Los fórceps cambiaron el paradigma del nacimiento de los seres humanos, pues tras su invención permitieron salvar la vida de bebés y madres mediante un parto rápido, pero con sus riesgos, ya que pueden causar lesiones al recién nacido.

De acuerdo con una publicación de la BBC, a principios del siglo XX la probabilidad de morir durante el parto era similar a la probabilidad que tienen las mujeres hoy en día de morir de cáncer de seno o de un ataque al miocardio.
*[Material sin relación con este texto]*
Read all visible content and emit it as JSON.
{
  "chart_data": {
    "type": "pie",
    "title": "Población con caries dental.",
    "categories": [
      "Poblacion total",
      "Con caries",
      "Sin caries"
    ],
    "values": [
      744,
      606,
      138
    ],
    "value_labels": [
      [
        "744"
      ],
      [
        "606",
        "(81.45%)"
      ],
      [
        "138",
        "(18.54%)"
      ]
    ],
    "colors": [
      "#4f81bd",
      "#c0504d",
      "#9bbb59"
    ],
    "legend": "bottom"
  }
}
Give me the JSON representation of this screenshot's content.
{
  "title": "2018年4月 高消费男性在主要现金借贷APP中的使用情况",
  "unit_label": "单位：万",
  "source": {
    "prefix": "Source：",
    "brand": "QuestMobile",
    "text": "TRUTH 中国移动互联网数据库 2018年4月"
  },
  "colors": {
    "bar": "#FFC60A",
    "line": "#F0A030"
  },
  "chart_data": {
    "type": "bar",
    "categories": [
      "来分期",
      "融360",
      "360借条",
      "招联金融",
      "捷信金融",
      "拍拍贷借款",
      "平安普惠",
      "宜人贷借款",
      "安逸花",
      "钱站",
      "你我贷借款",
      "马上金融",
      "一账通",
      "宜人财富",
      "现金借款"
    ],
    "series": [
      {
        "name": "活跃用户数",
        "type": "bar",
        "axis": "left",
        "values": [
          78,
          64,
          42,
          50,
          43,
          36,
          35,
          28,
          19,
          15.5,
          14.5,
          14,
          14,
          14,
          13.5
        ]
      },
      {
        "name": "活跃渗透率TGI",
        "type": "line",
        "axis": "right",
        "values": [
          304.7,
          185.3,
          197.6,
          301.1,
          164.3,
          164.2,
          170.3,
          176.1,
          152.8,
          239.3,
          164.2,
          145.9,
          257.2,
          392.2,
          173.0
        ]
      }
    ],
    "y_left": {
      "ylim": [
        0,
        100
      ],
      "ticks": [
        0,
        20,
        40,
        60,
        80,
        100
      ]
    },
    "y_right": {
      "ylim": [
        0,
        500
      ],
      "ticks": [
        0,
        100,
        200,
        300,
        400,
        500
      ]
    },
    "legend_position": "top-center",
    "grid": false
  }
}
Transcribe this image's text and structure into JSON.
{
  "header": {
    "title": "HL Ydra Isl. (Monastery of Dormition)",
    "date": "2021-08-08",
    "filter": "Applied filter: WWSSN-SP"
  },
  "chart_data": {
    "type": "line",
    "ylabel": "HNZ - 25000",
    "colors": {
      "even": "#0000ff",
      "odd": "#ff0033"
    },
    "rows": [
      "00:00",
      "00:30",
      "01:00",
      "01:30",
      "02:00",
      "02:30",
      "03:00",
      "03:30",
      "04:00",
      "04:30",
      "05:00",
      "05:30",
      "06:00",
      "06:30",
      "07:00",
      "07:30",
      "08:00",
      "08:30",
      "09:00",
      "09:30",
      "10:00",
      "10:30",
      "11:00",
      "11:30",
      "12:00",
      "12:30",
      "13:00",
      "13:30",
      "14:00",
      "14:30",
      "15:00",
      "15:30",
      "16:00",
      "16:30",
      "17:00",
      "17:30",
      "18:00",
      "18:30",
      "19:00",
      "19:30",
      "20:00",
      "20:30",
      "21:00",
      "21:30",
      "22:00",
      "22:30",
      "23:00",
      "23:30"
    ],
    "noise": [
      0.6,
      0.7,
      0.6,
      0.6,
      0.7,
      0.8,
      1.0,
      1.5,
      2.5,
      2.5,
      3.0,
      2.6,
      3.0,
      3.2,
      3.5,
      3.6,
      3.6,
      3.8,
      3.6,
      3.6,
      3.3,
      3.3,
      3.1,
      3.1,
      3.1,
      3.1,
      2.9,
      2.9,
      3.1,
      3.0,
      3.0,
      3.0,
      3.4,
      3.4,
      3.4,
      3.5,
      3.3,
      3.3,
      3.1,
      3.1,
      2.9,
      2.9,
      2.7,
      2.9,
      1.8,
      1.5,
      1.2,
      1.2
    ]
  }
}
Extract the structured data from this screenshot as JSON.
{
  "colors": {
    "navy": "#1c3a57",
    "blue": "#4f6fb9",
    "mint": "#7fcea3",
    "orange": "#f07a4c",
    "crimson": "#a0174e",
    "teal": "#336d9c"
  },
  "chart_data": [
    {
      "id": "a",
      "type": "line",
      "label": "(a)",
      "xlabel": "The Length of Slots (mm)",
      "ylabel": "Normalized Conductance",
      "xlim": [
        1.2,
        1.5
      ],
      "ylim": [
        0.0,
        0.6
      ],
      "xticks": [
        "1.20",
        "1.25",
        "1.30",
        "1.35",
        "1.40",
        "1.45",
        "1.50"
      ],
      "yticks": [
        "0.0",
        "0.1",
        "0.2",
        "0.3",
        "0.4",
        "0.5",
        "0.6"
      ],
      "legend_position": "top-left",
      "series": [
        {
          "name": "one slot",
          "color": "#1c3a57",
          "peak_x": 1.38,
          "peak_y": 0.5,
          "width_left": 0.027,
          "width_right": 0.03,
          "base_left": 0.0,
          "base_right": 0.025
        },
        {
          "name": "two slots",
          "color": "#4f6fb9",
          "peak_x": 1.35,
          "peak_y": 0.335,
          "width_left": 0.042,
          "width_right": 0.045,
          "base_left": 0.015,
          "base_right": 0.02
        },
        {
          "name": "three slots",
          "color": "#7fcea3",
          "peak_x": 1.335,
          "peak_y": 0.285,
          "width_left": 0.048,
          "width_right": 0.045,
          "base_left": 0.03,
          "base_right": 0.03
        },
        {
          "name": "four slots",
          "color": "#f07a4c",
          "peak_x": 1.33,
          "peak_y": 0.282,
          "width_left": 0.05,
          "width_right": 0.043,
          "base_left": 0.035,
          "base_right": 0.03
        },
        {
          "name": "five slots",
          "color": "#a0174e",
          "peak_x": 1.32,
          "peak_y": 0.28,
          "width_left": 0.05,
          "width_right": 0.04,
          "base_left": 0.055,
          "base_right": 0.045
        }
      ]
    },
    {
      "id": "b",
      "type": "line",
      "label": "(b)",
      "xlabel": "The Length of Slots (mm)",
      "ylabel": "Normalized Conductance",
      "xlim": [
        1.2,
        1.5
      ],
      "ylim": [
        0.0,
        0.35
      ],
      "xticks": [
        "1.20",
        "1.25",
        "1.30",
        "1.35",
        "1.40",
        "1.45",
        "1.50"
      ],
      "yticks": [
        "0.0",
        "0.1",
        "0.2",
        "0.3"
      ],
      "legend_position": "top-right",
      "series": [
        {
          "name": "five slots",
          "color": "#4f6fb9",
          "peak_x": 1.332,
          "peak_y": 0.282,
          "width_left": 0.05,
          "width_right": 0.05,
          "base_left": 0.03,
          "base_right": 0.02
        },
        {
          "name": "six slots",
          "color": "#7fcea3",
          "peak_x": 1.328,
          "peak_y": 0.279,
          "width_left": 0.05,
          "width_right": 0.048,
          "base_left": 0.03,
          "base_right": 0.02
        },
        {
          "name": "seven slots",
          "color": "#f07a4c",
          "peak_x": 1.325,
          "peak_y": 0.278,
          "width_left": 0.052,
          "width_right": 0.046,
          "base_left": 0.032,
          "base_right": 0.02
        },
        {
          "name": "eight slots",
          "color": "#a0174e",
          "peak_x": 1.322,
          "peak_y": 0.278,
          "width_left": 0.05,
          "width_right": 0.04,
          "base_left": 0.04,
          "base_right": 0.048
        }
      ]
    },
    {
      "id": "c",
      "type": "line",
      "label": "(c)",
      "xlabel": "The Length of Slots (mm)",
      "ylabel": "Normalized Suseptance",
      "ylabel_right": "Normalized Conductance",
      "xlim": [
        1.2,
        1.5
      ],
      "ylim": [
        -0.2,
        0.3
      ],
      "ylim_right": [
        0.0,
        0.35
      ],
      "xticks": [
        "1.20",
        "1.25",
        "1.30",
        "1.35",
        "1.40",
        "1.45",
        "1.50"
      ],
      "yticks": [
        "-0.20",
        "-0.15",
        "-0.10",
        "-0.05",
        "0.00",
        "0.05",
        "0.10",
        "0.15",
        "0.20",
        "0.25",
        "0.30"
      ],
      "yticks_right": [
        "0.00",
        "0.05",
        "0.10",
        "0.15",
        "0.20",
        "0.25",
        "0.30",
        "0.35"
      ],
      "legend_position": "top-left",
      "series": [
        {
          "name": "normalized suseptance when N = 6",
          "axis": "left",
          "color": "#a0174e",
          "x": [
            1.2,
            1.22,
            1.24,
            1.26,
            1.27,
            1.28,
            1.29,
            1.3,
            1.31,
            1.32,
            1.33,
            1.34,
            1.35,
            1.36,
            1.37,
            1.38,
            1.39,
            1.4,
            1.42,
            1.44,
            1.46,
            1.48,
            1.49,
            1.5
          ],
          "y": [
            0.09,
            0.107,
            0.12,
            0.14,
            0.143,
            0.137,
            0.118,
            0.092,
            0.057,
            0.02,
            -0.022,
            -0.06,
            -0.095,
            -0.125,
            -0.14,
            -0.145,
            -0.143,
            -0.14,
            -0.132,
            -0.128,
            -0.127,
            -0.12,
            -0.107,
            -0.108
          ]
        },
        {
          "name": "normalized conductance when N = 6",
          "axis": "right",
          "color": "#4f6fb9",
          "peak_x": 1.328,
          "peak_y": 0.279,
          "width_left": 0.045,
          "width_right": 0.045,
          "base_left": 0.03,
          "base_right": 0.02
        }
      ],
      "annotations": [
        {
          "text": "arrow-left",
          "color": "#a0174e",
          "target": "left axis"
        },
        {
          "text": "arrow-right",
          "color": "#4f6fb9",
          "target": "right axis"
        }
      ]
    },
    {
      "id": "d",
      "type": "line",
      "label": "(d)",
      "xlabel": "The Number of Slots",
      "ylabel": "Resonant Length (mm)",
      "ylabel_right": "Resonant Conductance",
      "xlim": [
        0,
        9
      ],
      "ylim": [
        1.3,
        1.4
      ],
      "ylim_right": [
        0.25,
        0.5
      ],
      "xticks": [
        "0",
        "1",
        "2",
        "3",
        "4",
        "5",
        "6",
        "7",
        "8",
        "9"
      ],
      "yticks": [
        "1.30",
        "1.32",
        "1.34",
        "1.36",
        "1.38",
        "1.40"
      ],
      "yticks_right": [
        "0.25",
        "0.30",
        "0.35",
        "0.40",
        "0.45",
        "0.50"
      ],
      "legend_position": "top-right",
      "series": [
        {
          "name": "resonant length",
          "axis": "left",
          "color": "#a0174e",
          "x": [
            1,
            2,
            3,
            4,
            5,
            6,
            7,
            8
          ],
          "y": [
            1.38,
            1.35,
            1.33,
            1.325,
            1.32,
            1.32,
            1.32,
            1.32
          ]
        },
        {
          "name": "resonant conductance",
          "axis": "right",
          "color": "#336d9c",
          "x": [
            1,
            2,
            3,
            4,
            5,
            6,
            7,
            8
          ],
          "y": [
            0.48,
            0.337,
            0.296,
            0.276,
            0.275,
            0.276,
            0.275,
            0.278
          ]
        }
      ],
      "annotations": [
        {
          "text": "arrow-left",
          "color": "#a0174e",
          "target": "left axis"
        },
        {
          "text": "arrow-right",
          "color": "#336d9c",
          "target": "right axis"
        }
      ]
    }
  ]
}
En siglos pasados los nacimientos eran realizados por parteras, familiares, amigas o vecinas de las parturientas, mismas que también eran madres, y su única capacidad profesional era haber asistido a muchos partos.

Con el tiempo, los alumbramientos pasaron a ser presididos por individuos que podían manejar instrumental quirúrgico, en lugar de personas con experiencia.

Empero, la práctica era limitada y peligrosa, porque las intervenciones sucedían bajo condiciones extremas, con falta de higiene y con el riesgo de muerte de la madre, el producto o ambos.

Por ejemplo, si el bebé parecía atorado en el canal de parto, un médico podría hacer más espacio al fracturar el hueso púbico de la madre o realizar una vivisección, es decir, una cesárea sin anestesia, buena iluminación o la capacidad de detener el sangrado.

También podía decidir eliminar el feto obstruido por cualquier medio necesario, para salvar la vida de la madre, lo que mutilaba o mataba al producto.

De ahí que los fórceps fueran un cambio radical en la práctica de los partos, pues permitió salvar vidas y son símbolo de un bebé que nace intacto.

Estos fueron inventados por la familia francesa Chamberlen en 1631, cuando el mayor de los hijos Chamberlen siguió los pasos de su padre y se volvió médico cirujano, y tras huir de su país a Inglaterra, se convirtió en un afamado partero, sin nunca revelar su secreto, los fórceps.

Estos permitían un parto rápido y procurando la integridad del producto; conforme en el siglo XIX las mujeres aceptaron la intervención médica en el parto, las salas de parto cambiaron, pero los fórceps fueron una herramienta esencial, hasta que han caído en desuso en esta época por los avances médicos.